AlexeyAB / darknet

YOLOv4 / Scaled-YOLOv4 / YOLO - Neural Networks for Object Detection (Windows and Linux version of Darknet )
http://pjreddie.com/darknet/
Other
21.76k stars 7.96k forks source link

Models trained in Linux run poorly on Windows and vice-versa. #8903

Open acidtonic opened 6 months ago

acidtonic commented 6 months ago

I am trying to figure out why models trained on the same codebase compiled in linux, run poorly when moved to windows and vice-versa.

I have tried training on Ubuntu 22.04 and moving to windows 11 to run the net and find performance is similar at high thresholds but if I lower the threshold the windows side will start showing hundreds of boxes all over the screen and the linux side does not.

Both compiled using the exact same github commit hash and using the same hardware/gpu/etc. Both sides have the same cuda sdk down to the minor number too. Tried various cards such a 2080ti, 3090ti, 4080, etc.

Is there any guidance for running models between operating systems? Do I need to adjust something to make this work smoothly?

Statgator2 commented 6 months ago

I've experienced this as well. I tend to have significantly better net performance in Linux than in Windows.

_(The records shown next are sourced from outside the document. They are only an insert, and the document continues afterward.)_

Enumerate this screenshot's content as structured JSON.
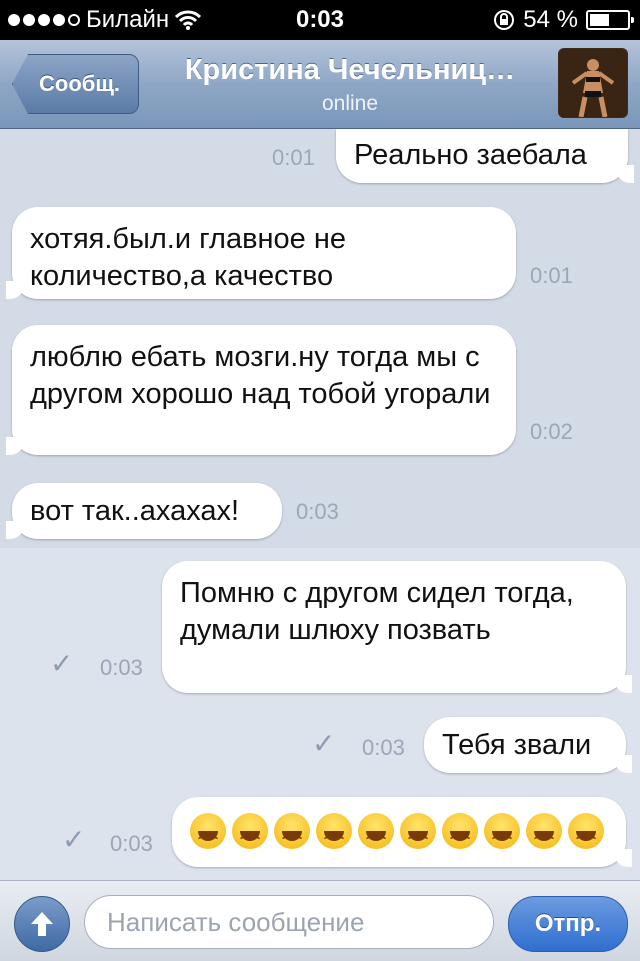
{
  "status_bar": {
    "carrier": "Билайн",
    "time": "0:03",
    "battery": "54 %",
    "battery_level": 0.54,
    "signal_bars": 4,
    "signal_max": 5
  },
  "nav": {
    "back_label": "Сообщ.",
    "title": "Кристина Чечельниц…",
    "subtitle": "online"
  },
  "messages": [
    {
      "dir": "out",
      "text": "Реально заебала",
      "time": "0:01",
      "read": false
    },
    {
      "dir": "in",
      "text": "хотяя.был.и главное не количество,а качество",
      "time": "0:01"
    },
    {
      "dir": "in",
      "text": "люблю ебать мозги.ну тогда мы с другом хорошо над тобой угорали",
      "time": "0:02"
    },
    {
      "dir": "in",
      "text": "вот так..ахахах!",
      "time": "0:03"
    },
    {
      "dir": "out",
      "text": "Помню с другом сидел тогда, думали шлюху позвать",
      "time": "0:03",
      "read": true
    },
    {
      "dir": "out",
      "text": "Тебя звали",
      "time": "0:03",
      "read": true
    },
    {
      "dir": "out",
      "text": "😆😆😆😆😆😆😆😆😆😆",
      "time": "0:03",
      "read": true
    }
  ],
  "emoji": {
    "name": "laughing-emoji",
    "count": 10
  },
  "input": {
    "placeholder": "Написать сообщение",
    "value": "",
    "send_label": "Отпр."
  },
  "icons": {
    "attach": "arrow-up-icon",
    "read": "checkmark-icon",
    "wifi": "wifi-icon",
    "lock": "rotation-lock-icon"
  }
}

acidtonic commented 6 months ago

I have a feeling it's related to some minor ABI difference with the model but I see people sharing models with each other often so I'm somewhat confused what causes this or what I can do to fix/identify it.

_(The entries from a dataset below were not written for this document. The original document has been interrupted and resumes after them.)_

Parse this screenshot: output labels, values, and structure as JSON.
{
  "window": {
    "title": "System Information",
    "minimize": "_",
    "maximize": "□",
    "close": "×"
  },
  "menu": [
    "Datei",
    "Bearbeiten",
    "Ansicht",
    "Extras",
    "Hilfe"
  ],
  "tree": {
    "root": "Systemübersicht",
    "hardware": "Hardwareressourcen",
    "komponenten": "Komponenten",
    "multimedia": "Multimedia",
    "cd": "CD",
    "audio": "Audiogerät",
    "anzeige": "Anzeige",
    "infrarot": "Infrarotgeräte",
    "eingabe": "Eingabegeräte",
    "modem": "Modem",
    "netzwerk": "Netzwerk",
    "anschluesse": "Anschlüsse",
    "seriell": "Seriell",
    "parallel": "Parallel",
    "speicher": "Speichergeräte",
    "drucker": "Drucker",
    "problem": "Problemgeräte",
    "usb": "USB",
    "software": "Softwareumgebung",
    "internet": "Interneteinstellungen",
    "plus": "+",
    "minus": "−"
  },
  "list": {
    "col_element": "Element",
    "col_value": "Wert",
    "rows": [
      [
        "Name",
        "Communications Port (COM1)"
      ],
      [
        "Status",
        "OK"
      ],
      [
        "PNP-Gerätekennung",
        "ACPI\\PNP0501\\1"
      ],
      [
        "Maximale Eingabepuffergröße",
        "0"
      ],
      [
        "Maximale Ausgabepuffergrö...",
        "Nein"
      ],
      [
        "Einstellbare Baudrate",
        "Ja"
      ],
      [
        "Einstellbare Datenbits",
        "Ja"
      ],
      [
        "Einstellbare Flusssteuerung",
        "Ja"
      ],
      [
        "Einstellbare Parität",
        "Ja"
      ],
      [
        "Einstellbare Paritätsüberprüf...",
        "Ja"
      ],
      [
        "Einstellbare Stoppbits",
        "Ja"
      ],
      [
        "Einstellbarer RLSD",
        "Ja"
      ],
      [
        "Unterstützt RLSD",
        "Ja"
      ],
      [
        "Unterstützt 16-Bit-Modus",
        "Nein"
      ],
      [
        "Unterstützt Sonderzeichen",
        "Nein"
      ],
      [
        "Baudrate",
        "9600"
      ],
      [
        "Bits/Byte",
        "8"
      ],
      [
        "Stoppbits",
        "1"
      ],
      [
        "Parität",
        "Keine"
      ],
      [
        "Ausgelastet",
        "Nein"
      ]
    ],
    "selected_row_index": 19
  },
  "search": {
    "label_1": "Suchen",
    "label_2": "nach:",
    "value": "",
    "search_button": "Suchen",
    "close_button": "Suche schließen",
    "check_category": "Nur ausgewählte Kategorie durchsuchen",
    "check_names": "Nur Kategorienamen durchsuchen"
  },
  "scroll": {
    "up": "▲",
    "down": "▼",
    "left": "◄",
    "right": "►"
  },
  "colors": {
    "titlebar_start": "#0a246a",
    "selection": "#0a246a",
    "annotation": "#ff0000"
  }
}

Statgator2 commented 6 months ago

What I have noticed is that Windows will produce hundreds of boxes on the screen simply by lowering the confidence of the detections. However if you do the same in linux, Darknet will not produce the hundreds of boxes. It might be a couple of extra boxes at lower confidence but not typically hundreds of boxes not even at 1% confidence. Windows I feel does the hundreds of boxes thing even at 40% confidence. I find this behavior to be illogical.

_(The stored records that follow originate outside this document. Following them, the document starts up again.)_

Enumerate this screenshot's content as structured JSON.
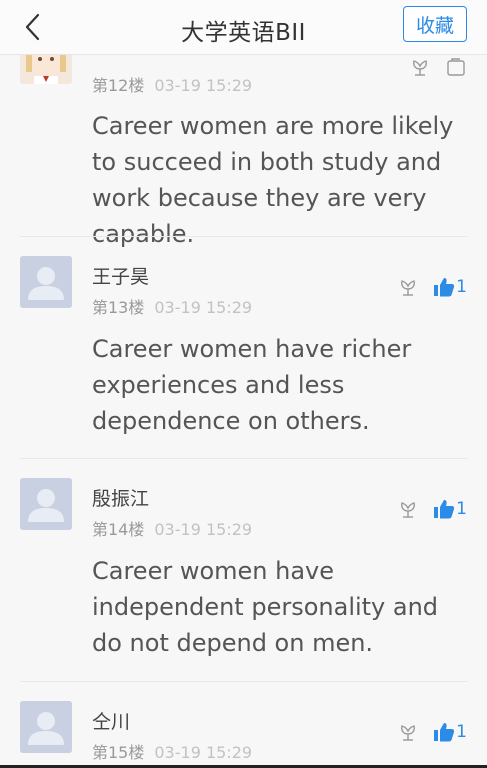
{
  "header": {
    "title": "大学英语BII",
    "favorite_label": "收藏"
  },
  "posts": [
    {
      "author": "",
      "floor": "第12楼",
      "time": "03-19 15:29",
      "content": "Career women are more likely to succeed in both study and work because they are very capable.",
      "likes": ""
    },
    {
      "author": "王子昊",
      "floor": "第13楼",
      "time": "03-19 15:29",
      "content": "Career women have richer experiences and less dependence on others.",
      "likes": "1"
    },
    {
      "author": "殷振江",
      "floor": "第14楼",
      "time": "03-19 15:29",
      "content": "Career women have independent personality  and do not depend on men.",
      "likes": "1"
    },
    {
      "author": "仝川",
      "floor": "第15楼",
      "time": "03-19 15:29",
      "content": "",
      "likes": "1"
    }
  ],
  "colors": {
    "accent": "#2b8be6",
    "avatar_placeholder": "#c8d0e2"
  }
}
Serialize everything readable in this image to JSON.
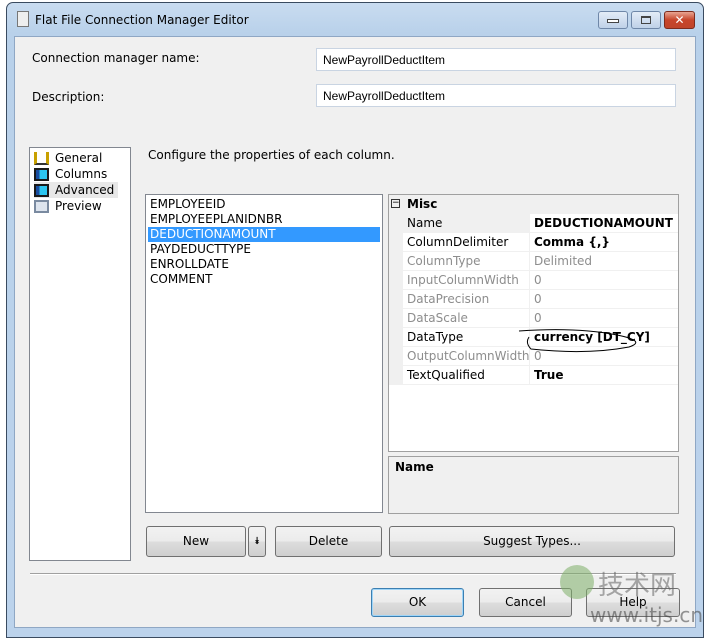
{
  "window": {
    "title": "Flat File Connection Manager Editor"
  },
  "fields": {
    "connection_name_label": "Connection manager name:",
    "connection_name_value": "NewPayrollDeductItem",
    "description_label": "Description:",
    "description_value": "NewPayrollDeductItem"
  },
  "nav": {
    "items": [
      {
        "label": "General",
        "icon": "general-icon"
      },
      {
        "label": "Columns",
        "icon": "columns-icon"
      },
      {
        "label": "Advanced",
        "icon": "advanced-icon",
        "selected": true
      },
      {
        "label": "Preview",
        "icon": "preview-icon"
      }
    ]
  },
  "main": {
    "instruction": "Configure the properties of each column.",
    "columns": [
      "EMPLOYEEID",
      "EMPLOYEEPLANIDNBR",
      "DEDUCTIONAMOUNT",
      "PAYDEDUCTTYPE",
      "ENROLLDATE",
      "COMMENT"
    ],
    "selected_column": "DEDUCTIONAMOUNT",
    "properties": {
      "category": "Misc",
      "rows": [
        {
          "name": "Name",
          "value": "DEDUCTIONAMOUNT",
          "enabled": true,
          "bold": true
        },
        {
          "name": "ColumnDelimiter",
          "value": "Comma {,}",
          "enabled": true,
          "bold": true
        },
        {
          "name": "ColumnType",
          "value": "Delimited",
          "enabled": false
        },
        {
          "name": "InputColumnWidth",
          "value": "0",
          "enabled": false
        },
        {
          "name": "DataPrecision",
          "value": "0",
          "enabled": false
        },
        {
          "name": "DataScale",
          "value": "0",
          "enabled": false
        },
        {
          "name": "DataType",
          "value": "currency [DT_CY]",
          "enabled": true,
          "bold": true
        },
        {
          "name": "OutputColumnWidth",
          "value": "0",
          "enabled": false
        },
        {
          "name": "TextQualified",
          "value": "True",
          "enabled": true,
          "bold": true
        }
      ]
    },
    "description_title": "Name",
    "buttons": {
      "new": "New",
      "delete": "Delete",
      "suggest": "Suggest Types..."
    }
  },
  "footer": {
    "ok": "OK",
    "cancel": "Cancel",
    "help": "Help"
  },
  "watermark": {
    "logo": "IT技术网",
    "url": "www.itjs.cn"
  }
}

Does anyone know what is causing this net performance difference between Windows and Linux?

stephanecharette commented 6 months ago

Is this also a problem with the newer fork of Darknet/YOLO? I'm travelling right now and don't have access to my Windows environment to test, but I'd be curious to know if this is a problem with https://github.com/hank-ai/darknet?tab=readme-ov-file#table-of-contents

Statgator2 commented 5 months ago

I came back to see if anyone had commented as to what might be the cause of this. I'm on a custom fork of darknet. Sorry I can't help more. Hopefully someone will come by with some insight.

stephanecharette commented 5 months ago

I just tried it with the Hank.ai branch. Weights trained on my Ubuntu training rig. Copied the neural network to a Windows 11 computer. Everything works perfectly on both devices.

If you want to try, I was using these weights and video files to test: https://www.ccoderun.ca/programming/2024-05-01_LegoGears/

Again, I wrote this to you last month, but note that this repo is no longer maintained. You'll want to be using the more recent Hank.ai repo here: https://github.com/hank-ai/darknet?tab=readme-ov-file#table-of-contents

Statgator2 commented 5 months ago

The issue I'm experiencing is training the exact same data with the exact same bounding boxes on two different OS's (Windows Vs Linux). Like above in linux I'm getting expected performance. In Windows I'm getting illogical detections that don't match the training.

Thanks for the link to Hank.ai. I will migrate over.